Boutin slams The Sims Online as “the gaming industry’s Hudson Hawk,” a characterization that TSO loyalist Salome takes issue with here and later, more passionately, here. Salome even makes Paul an offer: “to host you in my home in lovely Blazing Falls and show you the ropes as well as how fun it can be.” Renchelle, too, is vociferous in her defense of TSO and harks back to Steven Johnson’s November 2002 review:
While Second Life sounds very interesting, if the only thing I wanted to do was build, I could do that offline in the regular Sims. I want the interactions and social aspect—that’s why I pay $10 a month to play ONLINE.
I would argue that those who would rather play online games “successfully as a loner”, as Steven Johnson lamented as an impossible feat in his November Slate article, are missing the entire point of gaming online. They may be happier locking themselves in a solitary closet with a television and Atari 2600.

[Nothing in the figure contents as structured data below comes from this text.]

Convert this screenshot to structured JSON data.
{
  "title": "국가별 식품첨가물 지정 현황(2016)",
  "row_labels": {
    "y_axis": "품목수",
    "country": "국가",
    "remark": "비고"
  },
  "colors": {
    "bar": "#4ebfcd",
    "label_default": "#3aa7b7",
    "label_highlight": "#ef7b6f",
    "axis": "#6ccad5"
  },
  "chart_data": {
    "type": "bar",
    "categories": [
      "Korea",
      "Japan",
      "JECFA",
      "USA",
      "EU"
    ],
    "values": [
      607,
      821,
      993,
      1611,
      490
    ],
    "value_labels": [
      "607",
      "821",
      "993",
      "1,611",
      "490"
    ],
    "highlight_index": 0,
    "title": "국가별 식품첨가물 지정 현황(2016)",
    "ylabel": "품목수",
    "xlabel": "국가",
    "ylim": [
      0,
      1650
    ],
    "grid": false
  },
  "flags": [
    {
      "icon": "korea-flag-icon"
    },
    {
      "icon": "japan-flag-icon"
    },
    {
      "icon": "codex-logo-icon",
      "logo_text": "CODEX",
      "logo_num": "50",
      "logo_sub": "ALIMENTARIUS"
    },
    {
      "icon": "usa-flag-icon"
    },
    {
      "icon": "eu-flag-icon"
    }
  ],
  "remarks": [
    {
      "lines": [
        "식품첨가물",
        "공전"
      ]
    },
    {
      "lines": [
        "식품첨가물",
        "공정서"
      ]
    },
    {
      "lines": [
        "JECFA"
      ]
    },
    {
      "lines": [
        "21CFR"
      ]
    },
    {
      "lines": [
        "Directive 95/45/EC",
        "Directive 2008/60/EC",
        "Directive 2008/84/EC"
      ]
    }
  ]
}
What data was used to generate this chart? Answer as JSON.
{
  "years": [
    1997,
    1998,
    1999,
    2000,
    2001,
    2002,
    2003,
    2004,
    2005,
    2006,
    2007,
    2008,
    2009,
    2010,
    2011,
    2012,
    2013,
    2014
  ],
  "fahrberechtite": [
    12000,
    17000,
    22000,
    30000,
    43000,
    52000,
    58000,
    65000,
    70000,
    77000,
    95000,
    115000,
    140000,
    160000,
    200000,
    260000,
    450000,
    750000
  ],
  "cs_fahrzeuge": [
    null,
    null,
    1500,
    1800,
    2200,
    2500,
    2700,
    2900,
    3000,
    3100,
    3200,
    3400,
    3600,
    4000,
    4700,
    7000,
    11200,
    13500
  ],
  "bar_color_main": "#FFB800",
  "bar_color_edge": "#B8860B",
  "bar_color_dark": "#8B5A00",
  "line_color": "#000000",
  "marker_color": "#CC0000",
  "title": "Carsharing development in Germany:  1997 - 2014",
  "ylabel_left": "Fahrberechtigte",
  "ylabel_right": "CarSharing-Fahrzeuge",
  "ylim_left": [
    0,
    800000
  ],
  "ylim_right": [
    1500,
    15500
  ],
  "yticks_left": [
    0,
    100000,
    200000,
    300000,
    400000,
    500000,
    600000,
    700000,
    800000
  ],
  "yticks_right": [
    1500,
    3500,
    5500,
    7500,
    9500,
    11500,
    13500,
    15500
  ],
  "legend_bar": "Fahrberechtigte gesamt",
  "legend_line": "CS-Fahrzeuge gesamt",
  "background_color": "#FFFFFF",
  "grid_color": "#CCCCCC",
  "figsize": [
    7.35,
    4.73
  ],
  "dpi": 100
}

Just Wait a Menudo: Speaking of Atari 2600, Virginia Heffernan’s “VH1’s ‘80s Nostalgia” credits the network’s quasi-docu for “creating the Berlitz version of America’s purported pop lingua franca.” To a frustrated poster, a feathered hair and New Wave partisan who’s despondent that the ‘80s is perceived as the ugly sister among decades, RTev reassures:
Give it time.
One of the rules our highly compressed sense of eras in which each single decade is considered significantly different that the one before or after, is that the first rediscovery of that long-ago time must be tinged with irony. Kitsch precedes reverence.
Does this mean that unnamed northeastern lib arts colleges next semester will be offering “Television Patriarchy & the Picaresque: from Dick Van Dyke to Al Bundy”? … KFA 3:50 p.m.